One of the major barriers to telemedicine is about to get thrown into the ring by Sen. Tom Udall (D-Utah), who is drafting a bill to streamline medical licensure portability across states. He plans to introduce the bill this spring.
Currently, physicians looking to practice telemedicine must be licensed in the state where the patient receiving services resides. Applying for state medical licensure costs time and money. Fees for medical license applications vary across states, from $110 to more than $1300, said Fern Goodhart, Udall’s legislative assistant, in an interview with Dr.Bicuspid.com. “And the time to obtain these licenses varies from three to 12 months, although the actual state requirements for these licenses varies little, if at all,” she added.
Udall’s proposed bill would streamline licensure with a unified set of standardized data in a comprehensive and interoperable database of primary source verified credentials, Goodhart told GovernmentHealthIT.com at a Capitol Hill briefing in January. Information including claims history, hospital privileges and criminal background check would only have to be entered once, creating a “national practitioner database” of sorts.
The easing of state licensure requirements would certainly be a good thing for telemedicine, but it would only be a baby step toward adoption.

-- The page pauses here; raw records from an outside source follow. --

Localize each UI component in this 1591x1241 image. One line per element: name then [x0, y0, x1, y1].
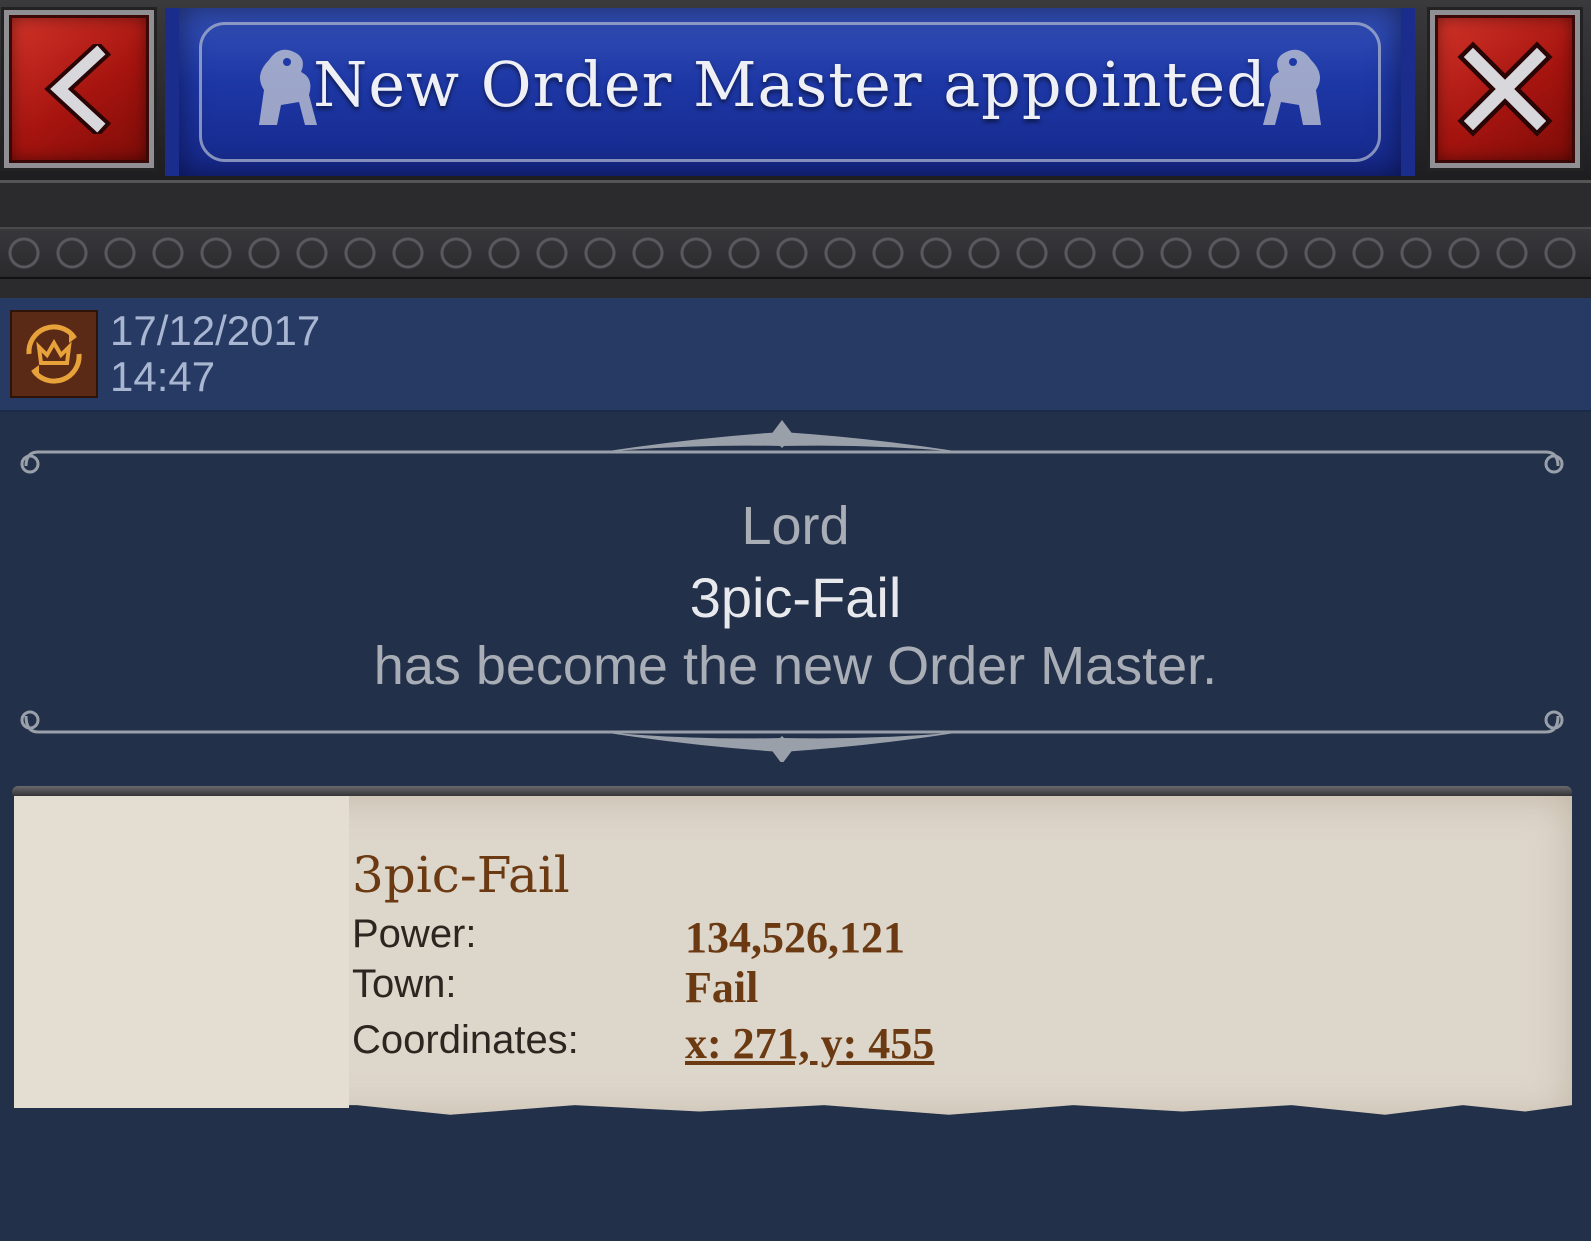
coordinates-label: Coordinates:	[352, 1018, 579, 1062]
close-x-icon	[1457, 41, 1553, 137]
power-label: Power:	[352, 912, 477, 956]
top-ornament-divider	[20, 420, 1564, 474]
bottom-ornament-divider	[20, 710, 1564, 762]
report-meta-row: 17/12/2017 14:47	[0, 298, 1591, 412]
player-name[interactable]: 3pic-Fail	[352, 846, 570, 904]
power-value: 134,526,121	[685, 913, 905, 962]
page-title: New Order Master appointed	[313, 48, 1267, 121]
town-label: Town:	[352, 962, 457, 1006]
scrollwork-band	[0, 227, 1591, 279]
message-line-body: has become the new Order Master.	[373, 636, 1218, 696]
close-button[interactable]	[1430, 10, 1580, 168]
report-timestamp: 17/12/2017 14:47	[110, 308, 320, 400]
town-value: Fail	[685, 963, 759, 1012]
message-line-lord: Lord	[741, 496, 850, 556]
ornamental-divider	[0, 180, 1591, 305]
report-type-icon	[10, 310, 98, 398]
title-banner: New Order Master appointed	[165, 8, 1415, 176]
report-date: 17/12/2017	[110, 307, 321, 354]
header-bar: New Order Master appointed	[0, 0, 1591, 180]
message-player-name: 3pic-Fail	[689, 566, 902, 629]
chevron-left-icon	[44, 44, 112, 134]
back-button[interactable]	[4, 10, 154, 168]
player-avatar-placeholder	[14, 796, 349, 1108]
report-time: 14:47	[110, 353, 216, 400]
crown-cycle-icon	[26, 324, 82, 384]
coordinates-link[interactable]: x: 271, y: 455	[685, 1018, 934, 1069]
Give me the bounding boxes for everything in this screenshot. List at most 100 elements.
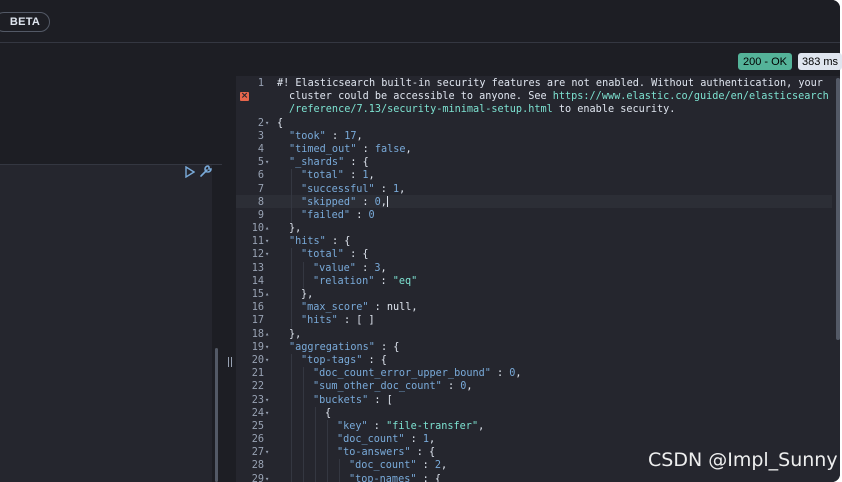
line-number: 2 (257, 117, 264, 129)
fold-toggle-icon[interactable]: ▾ (265, 248, 273, 261)
code-line: 18 ▴}, (236, 328, 836, 341)
token: : { (344, 157, 369, 169)
code-text: "key" : "file-transfer", (337, 420, 484, 433)
request-pane-header (0, 76, 222, 165)
token: { (277, 117, 284, 129)
code-text: "skipped" : 0, (301, 196, 388, 209)
token: "top-names" (349, 473, 417, 482)
code-text: "max_score" : null, (301, 301, 418, 314)
token: , (478, 420, 485, 432)
fold-toggle-icon[interactable]: ▾ (265, 156, 273, 169)
code-line: 25 "key" : "file-transfer", (236, 419, 836, 434)
indent-guide (291, 169, 292, 183)
token: 0 (368, 209, 375, 221)
fold-toggle-icon[interactable]: ▾ (265, 446, 273, 459)
token: , (368, 170, 375, 182)
indent-guide (303, 406, 304, 420)
code-text: #! Elasticsearch built-in security featu… (277, 77, 823, 90)
token: false (374, 143, 406, 155)
indent-guide (315, 406, 316, 420)
fold-toggle-icon[interactable]: ▾ (265, 341, 273, 354)
token: "timed_out" (289, 143, 357, 155)
indent-guide (291, 208, 292, 223)
token: : (416, 460, 435, 472)
token: : { (343, 249, 369, 261)
token: null (386, 302, 412, 314)
request-scrollbar[interactable] (215, 348, 218, 482)
pane-resizer[interactable] (222, 76, 236, 482)
token: , (405, 143, 412, 155)
fold-toggle-icon[interactable]: ▾ (265, 473, 273, 482)
indent-guide (291, 248, 292, 262)
line-number: 28 (251, 460, 264, 472)
indent-guide (315, 419, 316, 434)
token: to enable security. (552, 104, 676, 116)
code-text: "buckets" : [ (313, 394, 393, 407)
line-number: 22 (251, 381, 264, 393)
response-scrollbar[interactable] (836, 78, 840, 340)
request-editor[interactable] (0, 165, 212, 482)
token: }, (301, 289, 314, 300)
token: "max_score" (301, 302, 369, 314)
indent-guide (291, 195, 292, 209)
token: : { (374, 341, 400, 353)
token: https://www.elastic.co/guide/en/elastics… (552, 91, 829, 103)
line-number: 18 (251, 328, 264, 340)
indent-guide (291, 274, 292, 288)
fold-toggle-icon[interactable]: ▾ (265, 117, 273, 130)
line-number: 13 (251, 262, 264, 274)
code-text: "value" : 3, (313, 262, 387, 275)
token: "file-transfer" (386, 420, 479, 432)
token: , (466, 381, 473, 393)
fold-toggle-icon[interactable]: ▾ (265, 354, 273, 367)
line-number: 9 (257, 209, 264, 221)
play-icon[interactable] (185, 166, 195, 178)
code-text: }, (289, 328, 301, 341)
token: , (411, 302, 418, 314)
code-line: /reference/7.13/security-minimal-setup.h… (236, 103, 836, 116)
line-number: 25 (251, 420, 264, 432)
wrench-icon[interactable] (199, 164, 213, 178)
code-line: 19 ▾ "aggregations" : { (236, 341, 836, 354)
code-line: 10 ▴}, (236, 222, 836, 235)
indent-guide (303, 393, 304, 407)
line-number: 23 (251, 394, 264, 406)
code-text: }, (301, 288, 313, 301)
fold-toggle-icon[interactable]: ▴ (265, 222, 273, 235)
code-text: "to-answers" : { (337, 446, 435, 459)
code-line: 20 ▾ "top-tags" : { (236, 353, 836, 368)
fold-toggle-icon[interactable]: ▴ (265, 328, 273, 341)
token: "successful" (301, 183, 375, 195)
code-text: "total" : { (301, 248, 368, 261)
token: "hits" (301, 315, 338, 327)
indent-guide (291, 314, 292, 328)
watermark: CSDN @Impl_Sunny (648, 449, 838, 471)
response-editor[interactable]: 1 #! Elasticsearch built-in security feat… (236, 77, 836, 482)
token: "hits" (289, 236, 326, 248)
token: : (356, 196, 375, 208)
token: : { (416, 473, 442, 482)
code-line: 24 ▾ { (236, 406, 836, 420)
line-number: 7 (257, 183, 264, 195)
token: "top-tags" (301, 354, 363, 366)
token: "key" (337, 420, 368, 432)
response-status-bar (0, 43, 840, 76)
fold-toggle-icon[interactable]: ▴ (265, 288, 273, 301)
indent-guide (315, 472, 316, 482)
token: : { (325, 236, 351, 248)
code-line: 14 "relation" : "eq" (236, 274, 836, 288)
token: "value" (313, 262, 356, 274)
token: , (356, 130, 363, 142)
token: "total" (301, 170, 344, 182)
code-text: /reference/7.13/security-minimal-setup.h… (289, 103, 675, 116)
code-line: 9 "failed" : 0 (236, 208, 836, 223)
code-line: 23 ▾ "buckets" : [ (236, 393, 836, 407)
fold-toggle-icon[interactable]: ▾ (265, 235, 273, 248)
line-number: 8 (257, 196, 264, 208)
indent-guide (315, 433, 316, 447)
fold-toggle-icon[interactable]: ▾ (265, 407, 273, 420)
resizer-grip-icon[interactable] (228, 357, 232, 367)
text-cursor (386, 196, 388, 208)
code-line: 6 "total" : 1, (236, 169, 836, 183)
fold-toggle-icon[interactable]: ▾ (265, 394, 273, 407)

If we want telemedicine to become a reality, we need to put our money where our mouth is. The lack of reimbursement for telemedicine services remains one of the biggest barriers to adoption.
Practicing telemedicine across state lines can also be a hassle due to the Centers for Medicare and Medicaid Services’ carrier jurisdiction rule, said Tom Greeson, a partner at law firm Reed Smith, who specializes in radiology-related regulatory matters in an interview with Dr. Bicuspid.com. This rule, he said, requires groups that bill for physician services to enroll and submit claims to the Medicare administrative contractor for the state in which the interpreting physician is located.
“For example,” said Greeson, “the hypothetical group in State A that has a contract with a teleradiology group with radiologists providing services via teleradiology in States B, C, D, and E must enroll and submit claims to each of those Medicare carriers depending on where the interpreting physician happened to be sitting when the service was performed.” Greeson believes this is the barrier that needs to be knocked down, before state licensure.
At least the barriers are getting some attention. Telemedicine technology is coming of age, and advocates are eager to get all the roadblocks removed so physicians can begin using it. During a panel discussion at last year’s Federation of State Medical Boards’ telemedicine symposium, Dale Alverson, M.D., immediate past president of the American Telemedicine Association, said eventually “the borders of states and countries will be blurred by advanced technologies such as live holograms, which will make telemedicine a truly global phenomenon.”
I don’t think he’s talking about the advent of the Emergency Medical Hologram, though that would be pretty cool. Udall’s bill is an example of the borders being blurred to help bridge the gap between policy and telemedicine technology. From there, we are just a hop, skip and a jump away from stating the nature of our medical emergencies to an EMH.